20 October 2008

Game II: Summary

The second game featured the Americans, the Anishnaabak, and the Aboriginals.

  • The Aboriginals fell short of a culture win by about a dozen turns, largely because of tactical errors early in the game. For the most part, they kept to themselves, although the force of their culture was a constant issue for their neighbors, especially the Zulus and the Americans, who both lived across a small strait of water to the West.

  • The Americans were led by idiots for several thousand years, settling cities with massive production power but, you know, no food. A late game comeback wiped out their Zulu neighbors to the South, but only moved them from mouth breathing troglodytes to middle of the pack.

  • The Anishnaabak were the potential victors of the game, but they got lost in a search for revenge against the Japanese. After repelling an early Japanese attack, the Anishnaabak spent two thousand years preparing for and planning a naval invasion of Japan, which, while highly successful, also allowed the Aniyonega to cruise to the victory of their choice: not only did they win by culture, but they also were leading in the race to build a spaceship.

Game I: Summary

This all started with a game featuring the Khoi San, the Germans, and the Dutch. The Khoi San were the victors, landing a colony on Alpha Centuri in the first part of the twentieth century.

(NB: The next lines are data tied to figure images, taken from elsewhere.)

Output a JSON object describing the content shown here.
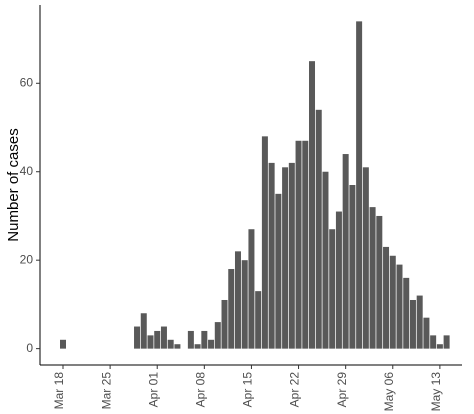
{
  "chart_data": {
    "type": "bar",
    "y_label": "Number of cases",
    "categories": [
      "Mar 18",
      null,
      null,
      null,
      null,
      null,
      null,
      "Mar 25",
      null,
      null,
      null,
      null,
      null,
      null,
      "Apr 01",
      null,
      null,
      null,
      null,
      null,
      null,
      "Apr 08",
      null,
      null,
      null,
      null,
      null,
      null,
      "Apr 15",
      null,
      null,
      null,
      null,
      null,
      null,
      "Apr 22",
      null,
      null,
      null,
      null,
      null,
      null,
      "Apr 29",
      null,
      null,
      null,
      null,
      null,
      null,
      "May 06",
      null,
      null,
      null,
      null,
      null,
      null,
      "May 13",
      null
    ],
    "values": [
      2,
      0,
      0,
      0,
      0,
      0,
      0,
      0,
      0,
      0,
      0,
      5,
      8,
      3,
      4,
      5,
      2,
      1,
      0,
      4,
      1,
      4,
      2,
      6,
      11,
      18,
      22,
      20,
      27,
      13,
      48,
      42,
      35,
      41,
      42,
      47,
      47,
      65,
      54,
      40,
      27,
      31,
      44,
      37,
      74,
      41,
      32,
      30,
      23,
      21,
      19,
      16,
      11,
      12,
      7,
      3,
      1,
      3
    ],
    "color": "#595959",
    "ylim": [
      -3.7,
      77.7
    ],
    "yticks": [
      0,
      20,
      40,
      60
    ],
    "grid": false
  }
}
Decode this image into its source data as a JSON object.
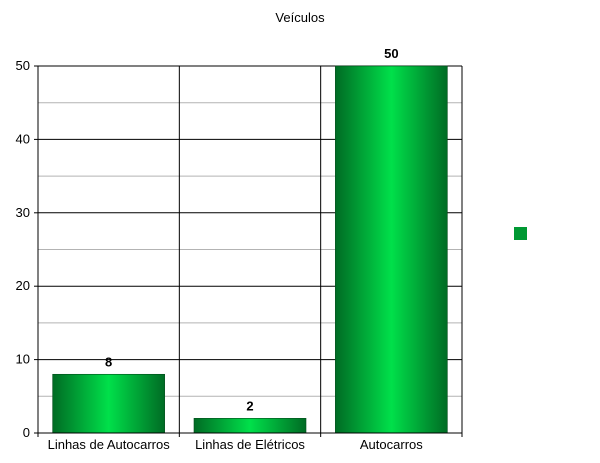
{
  "chart_data": {
    "type": "bar",
    "title": "Veículos",
    "categories": [
      "Linhas de Autocarros",
      "Linhas de Elétricos",
      "Autocarros"
    ],
    "series": [
      {
        "values": [
          8,
          2,
          50
        ]
      }
    ],
    "ylim": [
      0,
      50
    ],
    "yticks": [
      0,
      10,
      20,
      30,
      40,
      50
    ],
    "grid": true,
    "legend_position": "right",
    "colors": {
      "bar_dark": "#006b24",
      "bar_light": "#00e04a",
      "legend": "#009933"
    }
  }
}
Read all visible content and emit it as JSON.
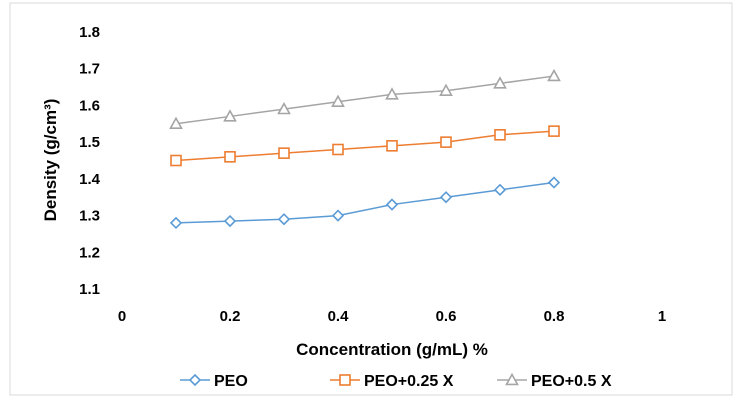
{
  "chart_data": {
    "type": "line",
    "title": "",
    "xlabel": "Concentration (g/mL) %",
    "ylabel": "Density (g/cm³)",
    "xlim": [
      0,
      1
    ],
    "ylim": [
      1.1,
      1.8
    ],
    "x_ticks": [
      "0",
      "0.2",
      "0.4",
      "0.6",
      "0.8",
      "1"
    ],
    "y_ticks": [
      "1.1",
      "1.2",
      "1.3",
      "1.4",
      "1.5",
      "1.6",
      "1.7",
      "1.8"
    ],
    "grid": false,
    "legend_position": "bottom",
    "x": [
      0.1,
      0.2,
      0.3,
      0.4,
      0.5,
      0.6,
      0.7,
      0.8
    ],
    "series": [
      {
        "name": "PEO",
        "marker": "diamond",
        "color": "#5B9BD5",
        "values": [
          1.28,
          1.285,
          1.29,
          1.3,
          1.33,
          1.35,
          1.37,
          1.39
        ]
      },
      {
        "name": "PEO+0.25 X",
        "marker": "square",
        "color": "#ED7D31",
        "values": [
          1.45,
          1.46,
          1.47,
          1.48,
          1.49,
          1.5,
          1.52,
          1.53
        ]
      },
      {
        "name": "PEO+0.5 X",
        "marker": "triangle",
        "color": "#A5A5A5",
        "values": [
          1.55,
          1.57,
          1.59,
          1.61,
          1.63,
          1.64,
          1.66,
          1.68
        ]
      }
    ]
  }
}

  • The Dutch were my first attempt at a cultural victory, and they would have had a shot if I had, you know, read the rules correctly and figured out that on Marathon, it takes significantly more culture than on Normal speed. In any case, the Dutch appropriated about four cities in the course of the game due to their ever expanding artistic sphere of influence, most of them from their Cuban neighbors to the South. They also had some brilliant encounters with barbarians, with only a desperate last stand from a group of archers preventing Amsterdam from falling to the wandering hordes.

  • The Germans were swamped by jungle for much of the game, and were kept afloat only by a plethora of gems. They ran for about 1,000 years on virtually no economy at all, but were aiming directly for factories and panzers, and, once they were in hand, proceeded to exact serious revenge upon the Maori and Holy Romans to their East. It wasn't pretty, but it also was too late to be terribly effective.

  • The stars of the game were the Khoi San, who started out as the true light of the civilized world, spurred by the grandeur of the Pyramids to greater and greater heights of knowledge and culture, marred only by occasional conflicts with the Zimbabweans and Aztecs to their West. But then ... something changed, something horrible slipped, and the nobility of the early years moved into an arrogance and cruelty that was sad to behold. This came out most directly in a war with the Yemeni, who shared their Eastern border. Far advanced technologically, the Khoi San pillaged Yemeni lands for hundreds of years, forcing them into their cities and destroying all of the improvements in the outlying lands. It was pure cruelty for cruelty's sake, the equivalence of a bored thirteen year old torturing a small lizard, refusing to kill it outright. When the Khoi San finally launched a spaceship to Alpha Centuri, the rest of the world could only sigh, "good riddance."


This was a very engaging game: the Khoi San were the clear early heroes, and the idea of Khoi San world domination remains quite appealing. However, it was also a game that demonstrated how narrative threads can emerge: the noble empire took offense at a wayward declaration of war, and over the course of a few hundred years, began to, instead of being the light of the world, turn into its dark overlord.